Enfin il y a de quoi reprendre un peu de gout à la vie quand j’y songe que moi je vais passer à l’état d’oncle de ce garçon projeté par ta femme. Je trouve cela assez drôle qu’elle se fait si forte que ce soit un garçon mais enfin, cela se verra.a
Enfin en attendant je ne peux faire que tripoter un peu dans mes tableaux. J’en ai un en train d’un lever de lune sur le même champ du croquis dans la lettre de Gauguin mais où des meules remplacent le blé. C’est jaune d’ocre sourd et violet.2 Enfin tu verras dans quelque temps d’ici.
J’en ai aussi un nouveau en train avec du lierre.3 Surtout mon brave je t’en prie, ne te fais pas de mauvais sang, inquiétude ou mélancolie pour moi, l’idée que tu t’en ferais certes dans cette quarantaine nécessaire et salutaire serait peu motivée alors qu’il nous faut un redressement lent et patient. Cela si nous arrivons à le saisir, nous epargnons nos forces pour cet hiver.
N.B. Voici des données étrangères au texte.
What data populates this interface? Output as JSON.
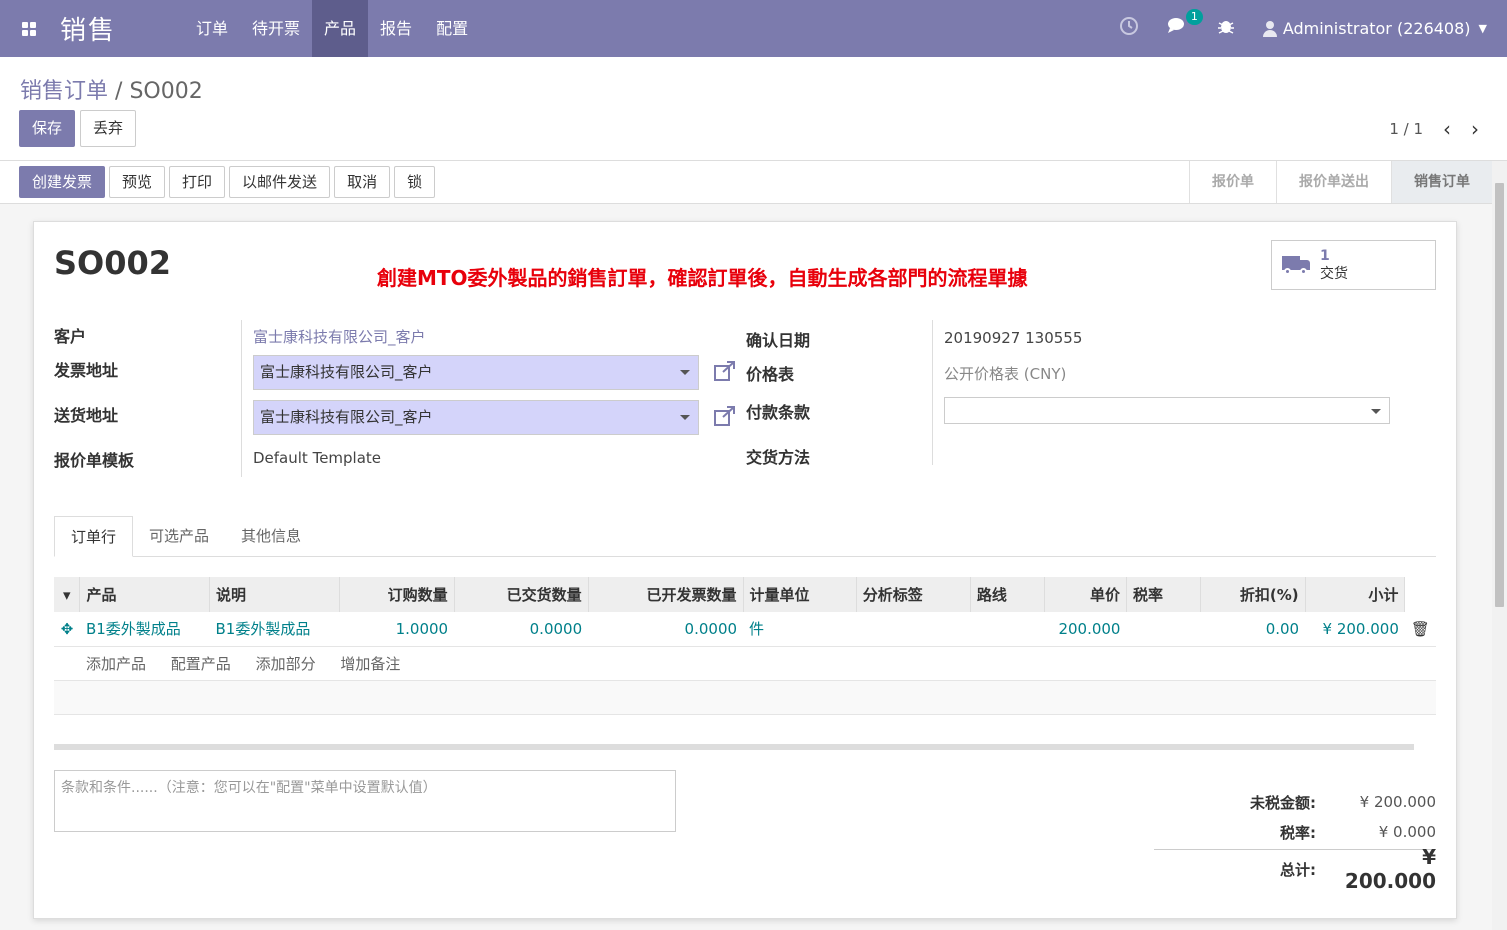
{
  "app": {
    "title": "销售"
  },
  "menu": [
    "订单",
    "待开票",
    "产品",
    "报告",
    "配置"
  ],
  "topbar": {
    "chat_badge": "1",
    "user": "Administrator (226408)"
  },
  "breadcrumb": {
    "parent": "销售订单",
    "sep": "/",
    "current": "SO002"
  },
  "buttons": {
    "save": "保存",
    "discard": "丢弃"
  },
  "pager": {
    "text": "1 / 1"
  },
  "actions": [
    "创建发票",
    "预览",
    "打印",
    "以邮件发送",
    "取消",
    "锁"
  ],
  "stages": [
    "报价单",
    "报价单送出",
    "销售订单"
  ],
  "form": {
    "name": "SO002",
    "annotation": "創建MTO委外製品的銷售訂單，確認訂單後，自動生成各部門的流程單據",
    "delivery_count": "1",
    "delivery_label": "交货",
    "customer_label": "客户",
    "customer": "富士康科技有限公司_客户",
    "invoice_addr_label": "发票地址",
    "invoice_addr": "富士康科技有限公司_客户",
    "shipping_addr_label": "送货地址",
    "shipping_addr": "富士康科技有限公司_客户",
    "template_label": "报价单模板",
    "template": "Default Template",
    "confirm_date_label": "确认日期",
    "confirm_date": "20190927 130555",
    "pricelist_label": "价格表",
    "pricelist": "公开价格表 (CNY)",
    "payment_terms_label": "付款条款",
    "payment_terms": "",
    "delivery_method_label": "交货方法"
  },
  "tabs": [
    "订单行",
    "可选产品",
    "其他信息"
  ],
  "table": {
    "headers": [
      "产品",
      "说明",
      "订购数量",
      "已交货数量",
      "已开发票数量",
      "计量单位",
      "分析标签",
      "路线",
      "单价",
      "税率",
      "折扣(%)",
      "小计"
    ],
    "rows": [
      {
        "product": "B1委外製成品",
        "desc": "B1委外製成品",
        "qty": "1.0000",
        "delivered": "0.0000",
        "invoiced": "0.0000",
        "uom": "件",
        "analytic": "",
        "route": "",
        "price": "200.000",
        "tax": "",
        "discount": "0.00",
        "subtotal": "¥ 200.000"
      }
    ],
    "add_links": [
      "添加产品",
      "配置产品",
      "添加部分",
      "增加备注"
    ]
  },
  "notes": {
    "placeholder": "条款和条件......（注意：您可以在\"配置\"菜单中设置默认值）"
  },
  "totals": {
    "untaxed_label": "未税金额:",
    "untaxed": "¥ 200.000",
    "tax_label": "税率:",
    "tax": "¥ 0.000",
    "total_label": "总计:",
    "total": "¥ 200.000"
  }
}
Ici je me figure que l’hiver doit être assez maussade, enfin faudra chercher à s’occuper pourtant. Je me figure souvent que je pourrais retoucher beaucoup d’études de l’année passée d’Arles cet hiver.
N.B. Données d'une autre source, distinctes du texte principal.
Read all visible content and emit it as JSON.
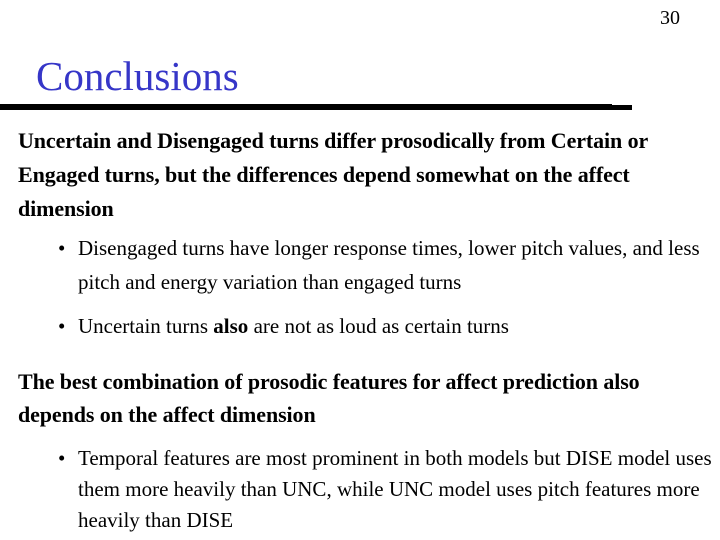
{
  "slide": {
    "page_number": "30",
    "title": "Conclusions",
    "title_color": "#3636c8",
    "paragraphs": [
      {
        "text": "Uncertain and Disengaged turns differ prosodically from Certain or Engaged turns, but the differences depend somewhat on the affect dimension",
        "bullets": [
          {
            "text": "Disengaged turns have longer response times, lower pitch values, and less pitch and energy variation than engaged turns"
          },
          {
            "text_before": "Uncertain turns ",
            "text_bold": "also",
            "text_after": " are not as loud as certain turns"
          }
        ]
      },
      {
        "text": "The best combination of prosodic features for affect prediction also depends on the affect dimension",
        "bullets": [
          {
            "text": "Temporal features are most prominent in both models but DISE model uses them more heavily than UNC, while UNC model uses pitch features more heavily than DISE"
          }
        ]
      }
    ],
    "bullet_glyph": "•"
  }
}
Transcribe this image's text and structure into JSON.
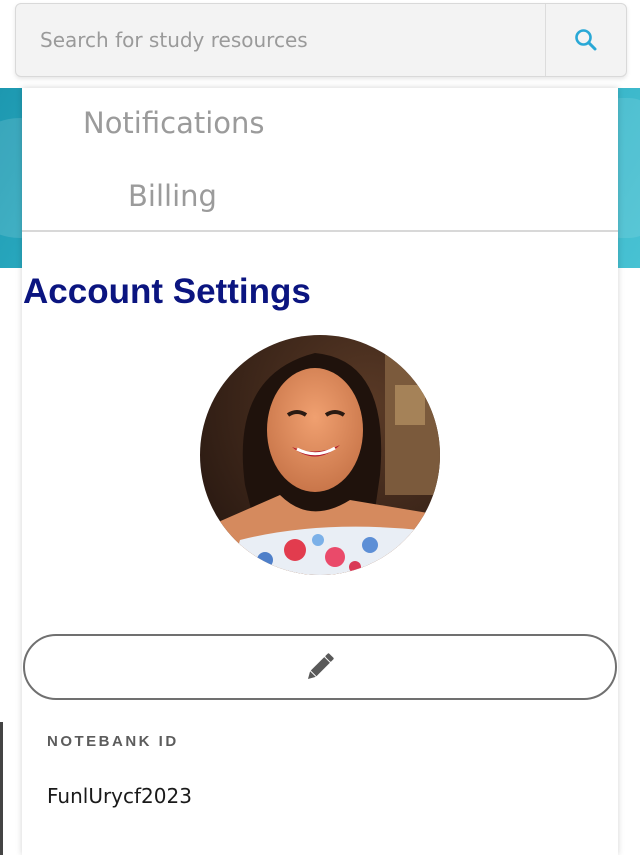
{
  "search": {
    "placeholder": "Search for study resources",
    "value": "",
    "button_icon": "search-icon"
  },
  "menu": {
    "items": [
      {
        "label": "Notifications"
      },
      {
        "label": "Billing"
      }
    ]
  },
  "page": {
    "title": "Account Settings"
  },
  "profile": {
    "avatar_icon": "avatar",
    "edit_icon": "pencil-icon"
  },
  "fields": {
    "notebank_id": {
      "label": "NOTEBANK ID",
      "value": "FunlUrycf2023"
    }
  },
  "colors": {
    "title": "#0b1580",
    "accent_teal": "#2aa9bf",
    "search_icon": "#29a8d6",
    "menu_text": "#9b9b9b"
  }
}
Ainsi de ces jours ci ayant encore retenu une grande étude de verger qui avait été fort difficile (c’est le même verger dont tu trouveras une variation, mais bien vague, dans l’envoi) je me suis mis à la retravailler de tête et je m’y suis retrouvé pour exprimer mieux l’harmonie des tons.4
Dis moi, as tu recu des dessins de moi. Une fois je t’en ai envoyé, collis postal, une demi douzaine et puis plus tard une dizaine.5 Si tu ne les as pas reçu par hasard, cela doit se trouver à la gare depuis des jours et des semaines.
 1v:2
Le medecin me disait de Monticelli qu’il l’avait toujours consideré comme excentrique mais que pour fou, il l’avait été un peu vers la fin seulement.6 Considérant toutes les misères des dernières années de M., y a-t-il de quoi s’en étonner qu’il ait fléchi sous un poids trop lourd et a-t-on raison lorsque de là on voudrait déduire qu’artistiquement parlant il aie manqué son oeuvre. J’ose croire que non. il y avait du calcul bien logique chez lui et une originalité de peintre qu’il demeure regrettable qu’on n’aie pas pu soutenir de façon à en rendre l’éclosion plus complète.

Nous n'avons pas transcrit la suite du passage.